The sacral neuromodulation procedure has provided tremendous impact on patient and family quality of life; future directions include randomization to sacral neuromodulation versus tethered cord release as well as further expansion into new clinical realms. Current research avenues include quality of life assessment and creating protocols to reduce neuromodulator use and provide a route for cure. This specialized clinic has also fostered other avenues of research in the field of voiding dysfunction. I am currently running two exciting research projects: (1) scheduled awaking for refractory nocturnal enuresis and (2) assessment of voiding dysfunction clinical utilities. Both of these projects are gathering preliminary data and have potential for grant funding.
At Riley Hospital for Children I have built a pediatric urology robotic surgery program.

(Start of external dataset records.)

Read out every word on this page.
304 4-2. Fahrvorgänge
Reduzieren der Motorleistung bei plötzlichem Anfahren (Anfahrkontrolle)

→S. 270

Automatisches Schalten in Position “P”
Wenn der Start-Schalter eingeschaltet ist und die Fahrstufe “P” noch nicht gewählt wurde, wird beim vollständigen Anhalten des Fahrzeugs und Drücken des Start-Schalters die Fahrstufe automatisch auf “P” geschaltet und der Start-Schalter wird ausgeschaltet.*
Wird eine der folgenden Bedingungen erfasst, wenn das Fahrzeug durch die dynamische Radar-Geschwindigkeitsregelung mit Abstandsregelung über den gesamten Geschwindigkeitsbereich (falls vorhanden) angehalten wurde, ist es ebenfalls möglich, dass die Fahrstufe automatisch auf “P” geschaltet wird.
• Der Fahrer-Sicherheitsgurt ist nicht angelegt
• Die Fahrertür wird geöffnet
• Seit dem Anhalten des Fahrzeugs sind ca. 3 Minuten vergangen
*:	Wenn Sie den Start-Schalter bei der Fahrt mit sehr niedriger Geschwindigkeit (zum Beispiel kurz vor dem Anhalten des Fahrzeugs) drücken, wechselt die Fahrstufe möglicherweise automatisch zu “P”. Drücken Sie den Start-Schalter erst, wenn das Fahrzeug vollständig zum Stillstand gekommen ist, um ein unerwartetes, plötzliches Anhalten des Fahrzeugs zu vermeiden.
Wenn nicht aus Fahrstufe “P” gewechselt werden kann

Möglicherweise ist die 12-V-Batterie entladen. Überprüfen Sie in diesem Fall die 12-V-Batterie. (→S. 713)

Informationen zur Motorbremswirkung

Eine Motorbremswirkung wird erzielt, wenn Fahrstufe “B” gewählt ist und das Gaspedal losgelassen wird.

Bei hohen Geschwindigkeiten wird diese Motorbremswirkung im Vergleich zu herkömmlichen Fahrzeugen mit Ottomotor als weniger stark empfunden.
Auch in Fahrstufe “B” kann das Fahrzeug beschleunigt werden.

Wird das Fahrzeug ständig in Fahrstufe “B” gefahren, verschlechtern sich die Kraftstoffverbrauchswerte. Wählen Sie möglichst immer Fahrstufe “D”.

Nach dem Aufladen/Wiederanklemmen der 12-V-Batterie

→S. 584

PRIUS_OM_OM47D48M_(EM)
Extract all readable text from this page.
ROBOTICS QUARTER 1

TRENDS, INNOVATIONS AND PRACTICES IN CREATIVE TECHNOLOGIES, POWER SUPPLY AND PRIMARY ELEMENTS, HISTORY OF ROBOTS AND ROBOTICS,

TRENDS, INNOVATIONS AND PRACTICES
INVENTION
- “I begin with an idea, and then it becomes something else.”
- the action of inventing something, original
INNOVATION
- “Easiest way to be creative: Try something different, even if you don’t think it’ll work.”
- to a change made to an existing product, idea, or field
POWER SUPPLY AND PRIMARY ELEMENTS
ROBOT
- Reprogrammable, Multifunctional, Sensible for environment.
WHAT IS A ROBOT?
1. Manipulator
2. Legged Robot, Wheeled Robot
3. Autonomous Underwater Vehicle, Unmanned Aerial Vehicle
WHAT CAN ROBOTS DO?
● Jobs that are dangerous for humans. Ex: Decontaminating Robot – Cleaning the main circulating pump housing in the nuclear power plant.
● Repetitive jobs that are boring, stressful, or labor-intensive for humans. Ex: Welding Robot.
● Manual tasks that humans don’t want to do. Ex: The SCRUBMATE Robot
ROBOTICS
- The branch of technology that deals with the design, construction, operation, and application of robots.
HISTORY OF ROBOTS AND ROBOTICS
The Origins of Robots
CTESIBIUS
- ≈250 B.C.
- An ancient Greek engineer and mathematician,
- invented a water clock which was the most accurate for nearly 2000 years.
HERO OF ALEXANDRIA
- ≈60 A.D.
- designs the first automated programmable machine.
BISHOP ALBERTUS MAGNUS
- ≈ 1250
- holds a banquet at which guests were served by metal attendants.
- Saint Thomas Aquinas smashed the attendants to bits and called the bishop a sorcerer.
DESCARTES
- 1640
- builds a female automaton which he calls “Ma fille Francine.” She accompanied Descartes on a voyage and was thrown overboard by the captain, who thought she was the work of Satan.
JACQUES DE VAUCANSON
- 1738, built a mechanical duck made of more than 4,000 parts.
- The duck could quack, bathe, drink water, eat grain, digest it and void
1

Over the last three years our robotic surgical volume has increased to over 50 cases per year, placing us in the top ten pediatric robotic urology programs in the country. As the pediatric urology robotic program grows, other divisions have begun to develop an interest, resulting in an expansion of the robotic pediatric program. I plan to expand the pediatric urology robotic surgery to include more complex surgical procedures and use new robotic techniques (single site technology).
At Riley Hospital for Children I have pioneered the use of sacral neuromodulation to treat refractory voiding dysfunction in the pediatric population. These pediatric patients have failed all therapy and continue to have significant urinary problems resulting in significant parental and patient distress. I have performed over 60 sacral neuromodulation procedures, making us one of the top institutions in country. After starting to perform these procedures, it became evident a specialized clinic was necessary to evaluate and care for these complicated patients both pre and post procedure. As director of this refractory voiding dysfunction clinic, we evaluate 4-5 new patients per month and follow-up on an additional 5-10 postoperative patients.